Battle of Samobor
| Location | Samobor, Duchy of Slavonia, Kingdom of Hungary (present-day Croatia) |
| Result | Celje victory |

Belligerents
- Counts of Celje: Kingdom of Hungary

Commanders and leaders
- Ulrich II of Celje Jan Vitovec: Stjepan Banić

= Battle of Samobor =

1441 battle in the Kingdom of Hungary

The Battle of Samobor (Bitka kod Samobora; Slovenian: Celjsko-Ogrska Vojna) was fought on March 1, 1441, between the forces of Ulrich II of Celje and Stjepan Banić near the town of Samobor, in what was then the Kingdom of Slavonia within the Kingdom of Hungary.

In a struggle for succession to the Crown of St. Stephen, Banić was allied to Vladislaus III of Varna, while Ulrich II supported Ladislas the Posthumous's eventual right to the throne.

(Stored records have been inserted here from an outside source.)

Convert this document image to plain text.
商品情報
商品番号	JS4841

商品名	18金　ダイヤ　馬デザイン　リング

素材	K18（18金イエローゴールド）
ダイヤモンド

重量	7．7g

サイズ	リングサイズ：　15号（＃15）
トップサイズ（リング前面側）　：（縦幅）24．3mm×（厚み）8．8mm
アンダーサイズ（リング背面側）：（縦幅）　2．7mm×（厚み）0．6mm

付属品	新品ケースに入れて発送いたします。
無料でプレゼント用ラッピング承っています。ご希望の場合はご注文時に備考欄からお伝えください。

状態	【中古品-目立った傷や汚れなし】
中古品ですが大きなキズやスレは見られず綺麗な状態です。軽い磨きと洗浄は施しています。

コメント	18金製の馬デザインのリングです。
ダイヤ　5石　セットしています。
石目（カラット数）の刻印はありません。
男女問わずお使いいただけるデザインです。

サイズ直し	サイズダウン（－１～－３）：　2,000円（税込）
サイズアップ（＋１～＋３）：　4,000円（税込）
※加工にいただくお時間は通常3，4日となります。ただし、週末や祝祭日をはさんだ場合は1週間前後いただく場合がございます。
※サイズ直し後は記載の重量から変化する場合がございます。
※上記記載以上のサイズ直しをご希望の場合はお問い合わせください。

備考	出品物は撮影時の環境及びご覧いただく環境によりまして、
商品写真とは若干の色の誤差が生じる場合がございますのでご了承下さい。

Ulrich II's forces were commanded by the Celian–Czech mercenary Jan Vitovec. They were ultimately victorious, taking Banić prisoner after the battle. However, the infant Ladislas' mother, Elisabeth of Bohemia, died the following year, forcing Ulrich II to recognize Vladislaus III as king as well as release all prisoners. Vladislaus III died soon after in the Battle of Varna against the Ottoman Empire.

On March 1, 2006, the 565th anniversary of the battle, the city of Samobor hosted a large reenactment of the event.